A brief six months after the couple learned of the cancer, Tomi Barrett was dead.

“I learned so much from going through that experience,” Kent said, “about life and death with my wife, Tomi.

“I learned how real folks deal with stuff a lot harder than stunts every day, you know, with their families, with divorce, with breakups, with kids in trouble.

“And I couldn't have gone through life, that part of life with a better partner than Tomi. I just adored her for many, many reasons.”

His cancer

Now, Kent is putting all that learning to use in an important way. Three years ago, he, too, was diagnosed with cancer. It started out in his blood and then it showed up in his bone marrow.

Three months ago, he was accepted into a clinical trial and the medication he is taking appears to be working for now. The veteran stuntman is sanguine.

“We're all going to go from something,” he said, “and I am just so lucky to be, with all the things I've done, still walking around.

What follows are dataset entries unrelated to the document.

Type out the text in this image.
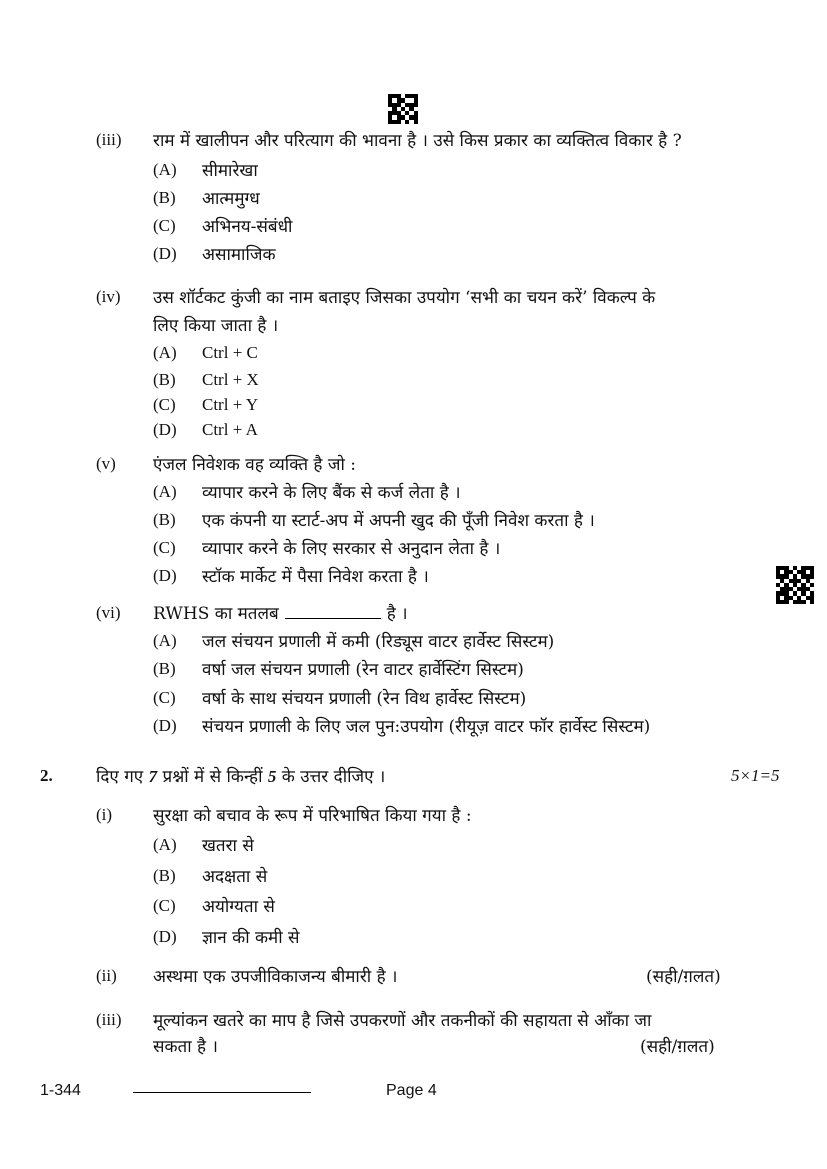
(iii) राम में खालीपन और परित्याग की भावना है । उसे किस प्रकार का व्यक्तित्व विकार है ?
(A) सीमारेखा
(B) आत्ममुग्ध
(C) अभिनय-संबंधी
(D) असामाजिक
(iv) उस शॉर्टकट कुंजी का नाम बताइए जिसका उपयोग ‘सभी का चयन करें’ विकल्प के
लिए किया जाता है ।
(A) Ctrl + C
(B) Ctrl + X
(C) Ctrl + Y
(D) Ctrl + A
(v) एंजल निवेशक वह व्यक्ति है जो :
(A) व्यापार करने के लिए बैंक से कर्ज लेता है ।
(B) एक कंपनी या स्टार्ट-अप में अपनी खुद की पूँजी निवेश करता है ।
(C) व्यापार करने के लिए सरकार से अनुदान लेता है ।
(D) स्टॉक मार्केट में पैसा निवेश करता है ।
(vi) RWHS का मतलब	है ।
(A) जल संचयन प्रणाली में कमी (रिड्यूस वाटर हार्वेस्ट सिस्टम)
(B) वर्षा जल संचयन प्रणाली (रेन वाटर हार्वेस्टिंग सिस्टम)
(C) वर्षा के साथ संचयन प्रणाली (रेन विथ हार्वेस्ट सिस्टम)
(D) संचयन प्रणाली के लिए जल पुन:उपयोग (रीयूज़ वाटर फॉर हार्वेस्ट सिस्टम)
2.	दिए गए 7 प्रश्नों में से किन्हीं 5 के उत्तर दीजिए ।	5×1=5
(i) सुरक्षा को बचाव के रूप में परिभाषित किया गया है :
(A) खतरा से
(B) अदक्षता से
(C) अयोग्यता से
(D) ज्ञान की कमी से
(ii) अस्थमा एक उपजीविकाजन्य बीमारी है ।	(सही/ग़लत)
(iii) मूल्यांकन खतरे का माप है जिसे उपकरणों और तकनीकों की सहायता से आँका जा
सकता है ।	(सही/ग़लत)
1-344	Page 4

“So I thought, 'If I've got to deal with cancer, hey, okay, I'll deal with it; it's no problem.’

“Maybe it’s because of my life. If I'd been Tomi, who hadn't had such an adventurous life, I'd probably be scared to death, but at my age, who cares? I don't care,” he said with a smile.

The most interesting man in the world

“He's the most interesting man in the world,” said O’Connell, the documentarian. “He's done it all. He's done the things that we would all like to do. And yet, he's come through it and he's a good guy underneath it all. That's what's hard to do, I suppose: to have this amazing life and not be a jerk.”

O’Connell expects to have his documentary completed within a year. An Indiegogo.com crowd-source funding campaign

runs through Wed., Feb. 27. The $9636 goal has already been met, but the filmmaker, of course, is happy to have more.